You’ll realize how you are responsible for your own happiness.
This goes with some points above but yes, you’ll realize that it’s you who decides your own happiness and how you let things affect you.

So how do you cultivate and practice self-love?

Set Boundaries
Stop allowing people to monopolize your time and energy. If it isn’t serving your soul, say no. It’s okay to RSVP no, to decline taking on extra work at your job, and to distance yourself from a toxic person. You need to only allow the things that bring you great joy, or help nourish you.

Practice Self Care
Take hot baths, enjoy your shower more, take time to put on makeup or do your hair in a style you’ve always wanted. You can get a pedicure, take a nap, and buy yourself some new comfy sheets. There are many ways to take care of yourself. Whether it’s eating better and more nourishing foods for your body, or taking walks so you’re more active on a daily basis, these are ways you are quite literally taking care of yourself and it’s SO IMPORTANT. I actually block off every Sunday on my calendar as Self-Care Sunday. Those days I do not commit to anything. I can do whatever I want whether it’s be productive around the house, be lazy, relax, explore outdoors, or work on self-care practices.
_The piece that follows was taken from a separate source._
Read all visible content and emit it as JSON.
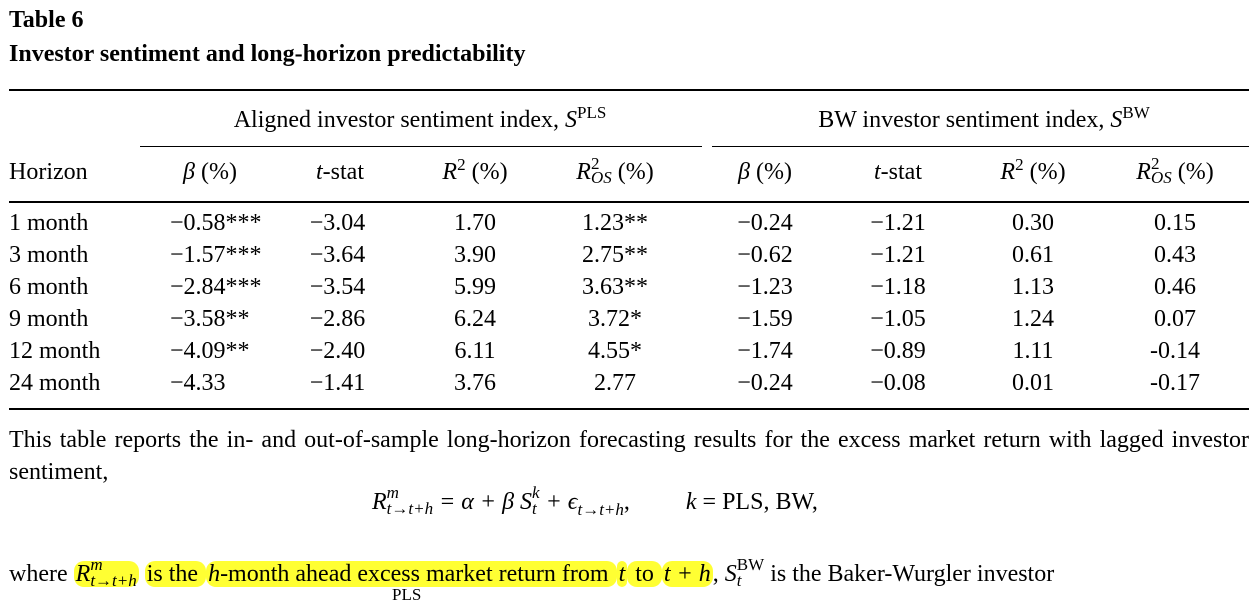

But when I do this, I am prioritizing myself and my own needs and that’s the ultimate show of self-love. Also, if you aren’t feeling well – TAKE A BREAK! Call off from work, rest, and nourish your body. If you’re stressed, do the same thing!

Fulfill your Needs
Alone time is important if you’re someone that needs to decompress. If you need to be alone – do it! Take care of the things you need to do for yourself first before going out of your way for others. How can you love and care for others if you don’t even do it properly for yourself? If you need the day off work to get things done before you can host your kid’s birthday party the next day, DO IT. Don’t run yourself down. If you need to start eating better, start doing it and tell your family they don’t have a choice but to go along with you. If they don’t like what you’re cooking, they can fend for themselves.

Have Your Own Back
You need to be your own advocate in life no matter what anyone tells you. If you don’t feel you’re being treated fairly at work, do something about it. If you aren’t satisfied with what your doctors are telling you, get a second opinion or tell them you don’t agree or understand. Don’t rely on others to do everything for you and to always come through, because that’s just not how life works for ANYONE.

Practice Self-Compassion
Stop being so hard on yourself. If you mess something up, forgive yourself. Tell yourself it’s okay. Stop dwelling on mistakes from the past. Journal to acknowledge how you are feeling frustrated or down on yourself, then write a forgiveness letter to yourself.

Be Mindful and Intentional
Practice yoga or meditation. Learn to slow down. Be mindful before you act or react and ask yourself is this serving me? Live with the intention of having a joyful life and feeling SUPER loved by yourself. Make sure you adopt the mindset that you are the most important being you need to take care of, because it’s true. Once you’re taken care of and well maintained, you can properly care for and love others.

Self-love is something we can all embrace and learn to practice as long as we allow are minds to be open to it.